Checking resource monitor in Win 7 just now shows of my 8192Mb of RAM there is only 332Mb free, with 6373Mb being used for caching. With that large a cache it is more likely that when i launch a program its exe and .dlls will be already loaded and waiting on me thus speeding up performance. While you are correct that with modern desktops that extra caching simply won't be felt by most i could really tell a difference in my netbook when i went from 2Gb to 8Gb thanks to the larger cache and superfetch. I got around an extra 40 minutes on my battery, from 5:30 to a little over 6:15 simply because that much larger cache and superfetch keeping my apps loaded meant the drive could stay spun down more.
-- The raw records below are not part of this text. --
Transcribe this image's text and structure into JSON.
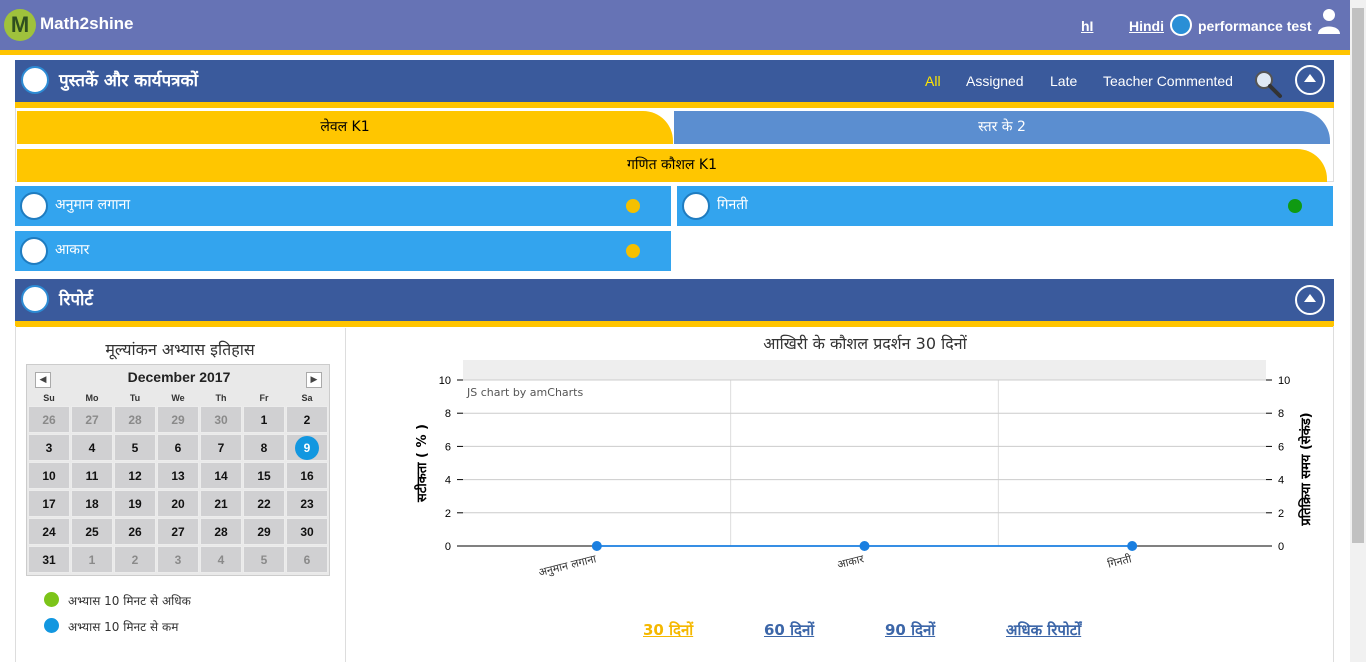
{
  "header": {
    "app_title": "Math2shine",
    "logo_letter": "M",
    "lang_code": "hI",
    "lang_name": "Hindi",
    "user_name": "performance test"
  },
  "books": {
    "title": "पुस्तकें और कार्यपत्रकों",
    "filters": [
      "All",
      "Assigned",
      "Late",
      "Teacher Commented"
    ],
    "active_filter": "All",
    "level_tabs": [
      {
        "label": "लेवल K1",
        "active": true
      },
      {
        "label": "स्तर के 2",
        "active": false
      }
    ],
    "skill_tab": "गणित कौशल K1",
    "items": [
      {
        "label": "अनुमान लगाना",
        "status_color": "#f5c000"
      },
      {
        "label": "गिनती",
        "status_color": "#0f9a12"
      },
      {
        "label": "आकार",
        "status_color": "#f5c000"
      }
    ]
  },
  "report": {
    "title": "रिपोर्ट",
    "calendar": {
      "title": "मूल्यांकन अभ्यास इतिहास",
      "month": "December 2017",
      "prev": "◀",
      "next": "▶",
      "weekdays": [
        "Su",
        "Mo",
        "Tu",
        "We",
        "Th",
        "Fr",
        "Sa"
      ],
      "weeks": [
        [
          "26",
          "27",
          "28",
          "29",
          "30",
          "1",
          "2"
        ],
        [
          "3",
          "4",
          "5",
          "6",
          "7",
          "8",
          "9"
        ],
        [
          "10",
          "11",
          "12",
          "13",
          "14",
          "15",
          "16"
        ],
        [
          "17",
          "18",
          "19",
          "20",
          "21",
          "22",
          "23"
        ],
        [
          "24",
          "25",
          "26",
          "27",
          "28",
          "29",
          "30"
        ],
        [
          "31",
          "1",
          "2",
          "3",
          "4",
          "5",
          "6"
        ]
      ],
      "outside_month": [
        [
          0,
          0
        ],
        [
          0,
          1
        ],
        [
          0,
          2
        ],
        [
          0,
          3
        ],
        [
          0,
          4
        ],
        [
          5,
          1
        ],
        [
          5,
          2
        ],
        [
          5,
          3
        ],
        [
          5,
          4
        ],
        [
          5,
          5
        ],
        [
          5,
          6
        ]
      ],
      "today": "9",
      "legend": [
        {
          "label": "अभ्यास 10 मिनट से अधिक",
          "color": "#7cc419"
        },
        {
          "label": "अभ्यास 10 मिनट से कम",
          "color": "#1297e0"
        }
      ]
    },
    "ranges": [
      "30 दिनों",
      "60 दिनों",
      "90 दिनों",
      "अधिक रिपोर्टों"
    ],
    "active_range": "30 दिनों"
  },
  "chart_data": {
    "type": "line",
    "title": "आखिरी के कौशल प्रदर्शन 30 दिनों",
    "categories": [
      "अनुमान लगाना",
      "आकार",
      "गिनती"
    ],
    "series": [
      {
        "axis": "left",
        "values": [
          0,
          0,
          0
        ],
        "color": "#1a7fe0"
      },
      {
        "axis": "right",
        "values": [
          0,
          0,
          0
        ],
        "color": "#1a7fe0"
      }
    ],
    "ylabel": "सटीकता ( % )",
    "ylabel_right": "प्रतिक्रिया समय (सेकंड)",
    "ylim": [
      0,
      10
    ],
    "yticks": [
      0,
      2,
      4,
      6,
      8,
      10
    ],
    "grid": true,
    "watermark": "JS chart by amCharts"
  }
}
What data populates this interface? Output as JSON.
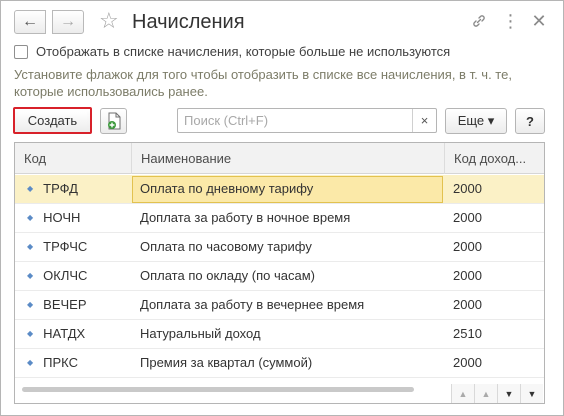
{
  "window": {
    "title": "Начисления",
    "icons": [
      "back-arrow-icon",
      "forward-arrow-icon",
      "favorite-star-icon",
      "link-icon",
      "more-vertical-icon",
      "close-icon"
    ]
  },
  "filter": {
    "show_unused_label": "Отображать в списке начисления, которые больше не используются",
    "checked": false,
    "hint": "Установите флажок для того чтобы отобразить в списке все начисления, в т. ч. те, которые использовались ранее."
  },
  "toolbar": {
    "create_label": "Создать",
    "search_placeholder": "Поиск (Ctrl+F)",
    "search_clear": "×",
    "more_label": "Еще ▾",
    "help_label": "?"
  },
  "table": {
    "columns": [
      "Код",
      "Наименование",
      "Код доход..."
    ],
    "rows": [
      {
        "code": "ТРФД",
        "name": "Оплата по дневному тарифу",
        "income": "2000",
        "selected": true
      },
      {
        "code": "НОЧН",
        "name": "Доплата за работу в ночное время",
        "income": "2000"
      },
      {
        "code": "ТРФЧС",
        "name": "Оплата по часовому тарифу",
        "income": "2000"
      },
      {
        "code": "ОКЛЧС",
        "name": "Оплата по окладу (по часам)",
        "income": "2000"
      },
      {
        "code": "ВЕЧЕР",
        "name": "Доплата за работу в вечернее время",
        "income": "2000"
      },
      {
        "code": "НАТДХ",
        "name": "Натуральный доход",
        "income": "2510"
      },
      {
        "code": "ПРКС",
        "name": "Премия за квартал (суммой)",
        "income": "2000"
      }
    ]
  },
  "colors": {
    "accent_red": "#d8212a",
    "selected_row": "#fbf1c6",
    "row_marker": "#5b8bc6",
    "hint_text": "#7c7c68"
  }
}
One thing i don't know why the Linux guys haven't ripped off yet is the new UI tweaks like jumplists and breadcrumbs. Frankly once you've used jumplists and breadcrumbs going back to the old way of file management feels like a real step back. With breadcrumbs I can instantly jump through a file tree without having to drill up or down through folders, and having nearly every app have the last 10 things you did instantly accessible simply by right clicking on the icon is just too damned nice.
ACs don't waste your time replying, your posts are never seen by me.
Of course. Not too long ago, all netbooks were still 32-bit. Those devices haven't magically become 64-bit systems.
I am not devoid of humor.
I use the file manager 3 or 4 times a month. Maybe that is part of it.